J’optai pour la température la plus basse histoire de ne pas faire des nœuds à mes espérances afin de pouvoir me revêtir de manière convenable. Restait alors l‘épineux problème des détergents assouplisseurs et autres produits censés faciliter le travail et rendre plus propre ce qui ne l’était plus. Je découvris avec stupéfaction que la lessive en poudre était inconnue dans la maison, il me fallait faire le bon choix entre les différents bidons qui se proposaient à ma sagacité. Je ne sais si la loterie tira les bons numéros mais je remplissais les réservoirs prévus à cet effet sans défaillir. Je me trouvai ensuite confronté à un appareil aux multiples boutons, réclamant des compétences qui soudainement me semblait hors de mon programme personnel. Il semble plus facile de piloter un aéronef qu’une machine à laver résolument moderne. J’aurais mieux fait de prendre moi aussi la tangente ou bien de me rendre directement dans une laverie automatique.
Je jouai à la roulette russe pour actionner les yeux fermés, la bonne combinaison. J’oubliai volontairement des suggestions qui ne signifiaient rien qui vaille pour moi : lavage différé, programme facilitateur pour repassage - éventualité que je repoussais d’entrée, le dire c’est bien mais le fer c’est trop ! - essorage rapide. Tout ceci eut mérité une traduction qui ne figurait pas sur l’appareil électroménager. Je n’oubliai pas d’ouvrir l’eau, preuve que j’avais écouté les précieux conseils qu’on m’avait opportunément promulgués avant l’escapade de madame. Ne restait plus qu’à trouver le bouton de mise en marche, ce qui se fit non sans hésitation. La suite aurait pu être une simple formalité si au moment de sortir le linge trempé et guère essoré à des fins de séchage, je découvris que la température dans la maison était particulièrement basse. Il est vrai que n’ayant plus rien à me mettre, j’avais une plus grande sensibilité à ce petit détail.
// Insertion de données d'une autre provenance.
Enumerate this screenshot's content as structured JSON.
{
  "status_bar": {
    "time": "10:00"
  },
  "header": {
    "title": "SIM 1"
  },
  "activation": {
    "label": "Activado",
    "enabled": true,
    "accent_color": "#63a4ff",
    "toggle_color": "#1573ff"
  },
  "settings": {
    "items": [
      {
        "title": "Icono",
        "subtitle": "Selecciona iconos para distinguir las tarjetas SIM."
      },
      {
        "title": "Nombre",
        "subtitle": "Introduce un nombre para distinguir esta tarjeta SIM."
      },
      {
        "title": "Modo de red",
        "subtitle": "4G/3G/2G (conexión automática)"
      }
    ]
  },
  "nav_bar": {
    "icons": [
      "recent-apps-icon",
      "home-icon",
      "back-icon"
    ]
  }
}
Mon sang ne fit qu’un tour pour irriguer mon cerveau archaïque. Il y avait anguille sous roche du côté de la chaudière, autre inconnue notoire dans mon panthéon domestique. J’examinai des thermostats qui me firent tourner en bourrique et finirent par m’échauder l’esprit. Rien ne se passa. L’écran de contrôle affichait un incident chaudière, message ésotérique pour un gars de ma trempe. Je descendis à la cave, chemin que je connais parfaitement mais sans jamais m’arrêter à la hauteur de ce curieux engin. Un voyant clignotait, il représentait un robinet. Décidément c’était le jour de la grande lessive, il me fallait une fois encore manipuler un accès à l’eau courante. J’en trouvais un, hélas, c’était celui de la vidange …. Non seulement il faisait froid mais en prime, j’avais maintenant les pieds dans l’eau. L’apprentissage ne se fait pas sans heurts ni déconfiture, il faut bien en convenir. La serpillière fit ma connaissance. Nous avions jusque là des relations très distantes.
J’avoue qu’elle se montra compréhensive et fit preuve d’une belle efficacité dans un contexte peu favorable, dois-je vous le rappeler au séchage rapide. Finalement tout revint dans l’ordre et la maudite récalcitrante refit feu de tout bois même s’il y avait un peu d’eau dans le gaz. Je crois que la fois prochaine, je prendrai l’avion. J’en avais plein les bottes tandis que mon épouse se la coulait douce sous les tropiques. Si par hasard, quelques gentes dames voulaient me donner un petit coup de main, je suis preneur. J’ai d’autres menus détails domestiques à régler et le plus petit coup de main tendre et bienveillant sera apprécié à sa juste saveur.